If many of them suffer to some extent from their hair loss, few actually take the step of a medical consultation . So it seems that most men get used to it and end up mourning their hair. For those who cannot, however, there are several solutions. The most extreme and the most expensive is that of a hair transplant (very effective, but costing around 7000 euros). There are also different ways to help stop hair loss:a healthier diet and lifestyle, learning to massage the scalp to stimulate microcirculation, or using a minoxidil-based hair lotion.
For others, you simply have to face the inescapable:there is not much more pathetic than a man clinging to his last hair in order to conceal - and without the slightest success - his baldness. :we all have in mind this image of a man having folded down all his few remaining hair from one side of the skull to the other. No, the easiest way is often to have a full shave or very short skull. You have to see the change in status associated with a hair change as positive:you become a mature man, which is not without its charms and advantages either. Few older people manage to stay in touch with youth without being a little outdated:they might as well take on their age and their hair loss. As often, it is by starting to love yourself as you are that you become attractive in the eyes of others!
If the myth of Samson or the scalps that the Amerindians stole from the skulls of their victims in order to appropriate their vital energy tend to reinforce this stereotype according to which the hair would be symbolically associated with a form of power, and therefore to complex men with alopecia, we can also find many examples where it is the bald head which in turn becomes a marker of virility – if that is what complicates you.

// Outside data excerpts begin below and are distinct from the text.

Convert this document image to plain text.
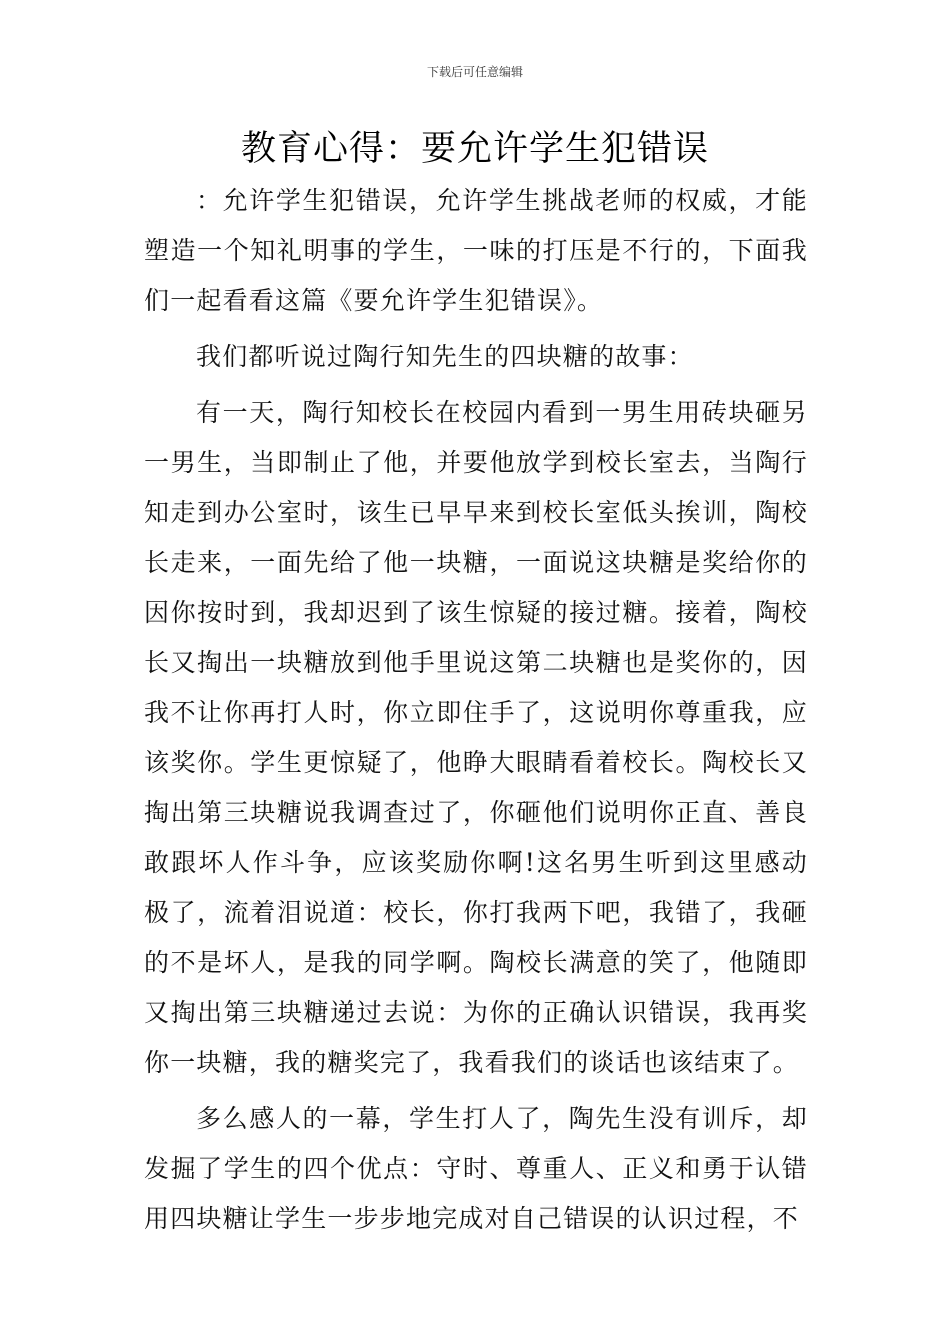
下载后可任意编辑
教育心得：要允许学生犯错误

：允许学生犯错误，允许学生挑战老师的权威，才能塑造一个知礼明事的学生，一味的打压是不行的，下面我们一起看看这篇《要允许学生犯错误》。

我们都听说过陶行知先生的四块糖的故事：

有一天，陶行知校长在校园内看到一男生用砖块砸另一男生，当即制止了他，并要他放学到校长室去，当陶行知走到办公室时，该生已早早来到校长室低头挨训，陶校长走来，一面先给了他一块糖，一面说这块糖是奖给你的因你按时到，我却迟到了该生惊疑的接过糖。接着，陶校长又掏出一块糖放到他手里说这第二块糖也是奖你的，因我不让你再打人时，你立即住手了，这说明你尊重我，应该奖你。学生更惊疑了，他睁大眼睛看着校长。陶校长又掏出第三块糖说我调查过了，你砸他们说明你正直、善良敢跟坏人作斗争，应该奖励你啊!这名男生听到这里感动极了，流着泪说道：校长，你打我两下吧，我错了，我砸的不是坏人，是我的同学啊。陶校长满意的笑了，他随即又掏出第三块糖递过去说：为你的正确认识错误，我再奖你一块糖，我的糖奖完了，我看我们的谈话也该结束了。

多么感人的一幕，学生打人了，陶先生没有训斥，却发掘了学生的四个优点：守时、尊重人、正义和勇于认错用四块糖让学生一步步地完成对自己错误的认识过程，不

After all, it is precisely an excess of these hormones androgens (which are all hormones associated with male traits) that causes alopecia!
Remember that baldness is very common . There is no need to ask "why me?" if it happens to you one day. Unfortunately, women cannot say the same, as those with alopecia rarely run the streets and often attract all eyes despite themselves. With almost two-thirds of men inevitably affected one day or another, rest assured that no one will look back in your way, stunned to have crossed paths with a bald man!